Et si c’est non que vous pensez,

Parce que je me suis trompé,

Et parce que vos mines si glacées

Ne cachent pas les plus atroces et les plus impies des athées,

Comme je l’ai cru,

Mais de ces chrétiens convaincus,

Qui veulent encore chanter leur choral et Le manger,

Comme un symbole ou comme un corps,

Qui ne pourrira pas encore,

Si je me suis trompé,

Levez-vous et sortez,

Et jamais plus ne me verrez. »

A la virgule près ; pas un mot n’a quitté ma mémoire.

Il faut dire que Mme Witz alors me donnait des cours de par cœur et que j’apprenais toute l’Histoire ;

La vraie ; ce pauvre Sebastian Gantyr, alors que je regardais ses lèvres, tout empli de mes sept ans,

Et que déjà j’étais si intelligent que je le comprenais parfaitement,

Moi Thomas Rose je vous le dis,

Je l’avais pris dans les bras et j’aurais appliqué sur son front le baiser du père ou du Saint-Père ou plus simplement de l’ami,

Je vous le dis.

Qu’il est triste que je ne puisse le dire à personne,

Et que cette terrible histoire échoue seulement dans un journal

Qui brûlera le jour que je ferai pour tout jamais un somme,

Sans jamais avoir été lu que de moi

Et de Mme Witz qui si longtemps fut moi pour moi !

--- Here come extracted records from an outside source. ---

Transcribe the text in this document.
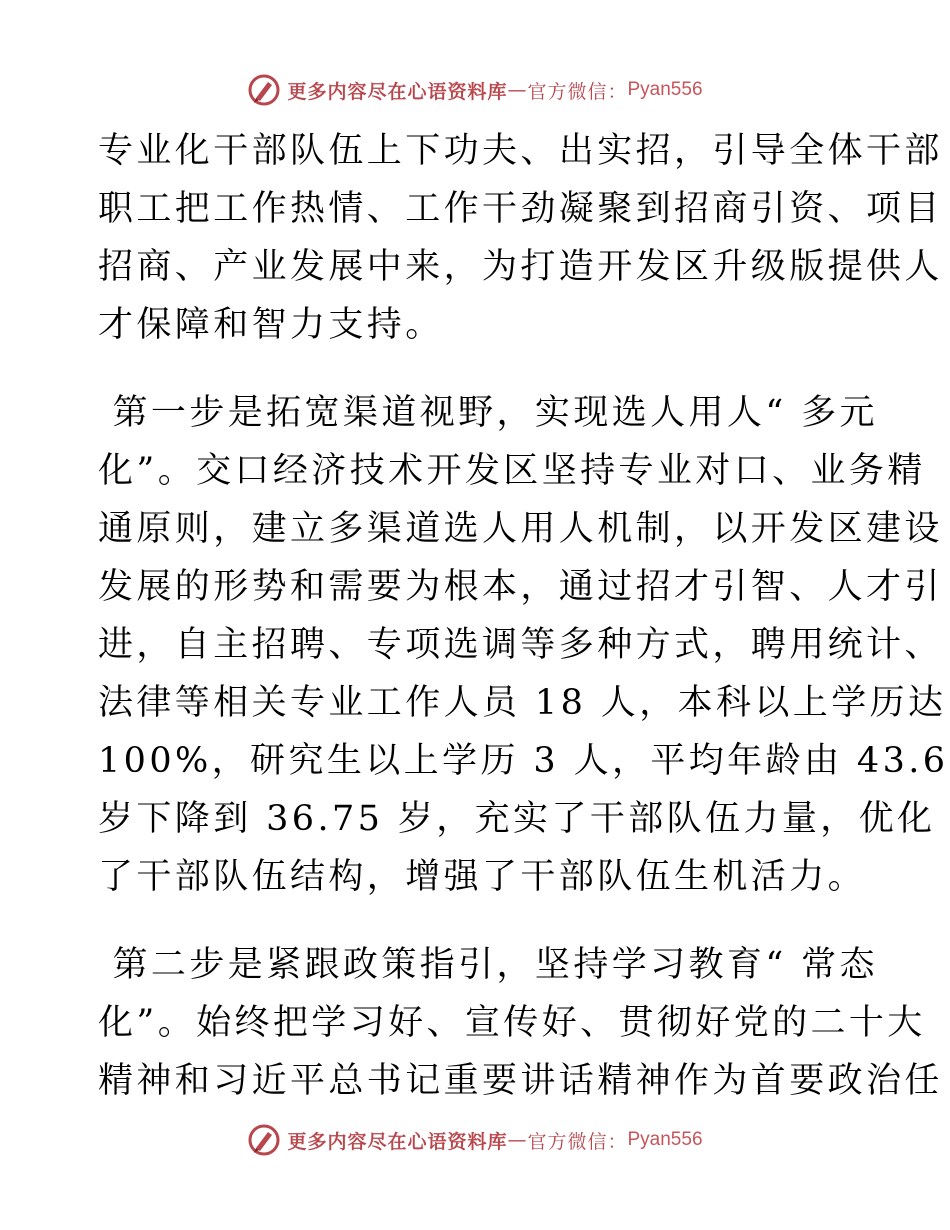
更多内容尽在心语资料库 — 官方微信： Pyan556
专业化干部队伍上下功夫、出实招，引导全体干部
职工把工作热情、工作干劲凝聚到招商引资、项目
招商、产业发展中来，为打造开发区升级版提供人
才保障和智力支持。
第一步是拓宽渠道视野，实现选人用人“ 多元
化”。交口经济技术开发区坚持专业对口、业务精
通原则，建立多渠道选人用人机制，以开发区建设
发展的形势和需要为根本，通过招才引智、人才引
进，自主招聘、专项选调等多种方式，聘用统计、
法律等相关专业工作人员 18 人，本科以上学历达
100%，研究生以上学历 3 人，平均年龄由 43.6
岁下降到 36.75 岁，充实了干部队伍力量，优化
了干部队伍结构，增强了干部队伍生机活力。
第二步是紧跟政策指引，坚持学习教育“ 常态
化”。始终把学习好、宣传好、贯彻好党的二十大
精神和习近平总书记重要讲话精神作为首要政治任
更多内容尽在心语资料库 — 官方微信： Pyan556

Il versait des larmes, ce gentil pasteur Gantyr,

Et un long moment passa où plana sa demande ou plutôt son ultimatum, sur ses ouailles, comme un soupir,

Alors comme un seul homme

Vint l’unique réponse possible : la seule, et la pire !

Toute ma bande de vaillants Suisses

Sans rien entre eux qui flaire ou laisse, vulgaire, à juger aux complices,

Tous au même instant sourirent gentiment,

Et tous tournèrent à droite d’abord la tête,

Puis à gauche et puis à droite ultimement :

Il fallait dire oui ou bien partir ; ils dirent : « non » et la tempête

Eclata sous la cervelle de Gantyr,

Qui ce jour-là comprit que pour le maudire

Ils avaient jugé ses mots et voulaient encore pire.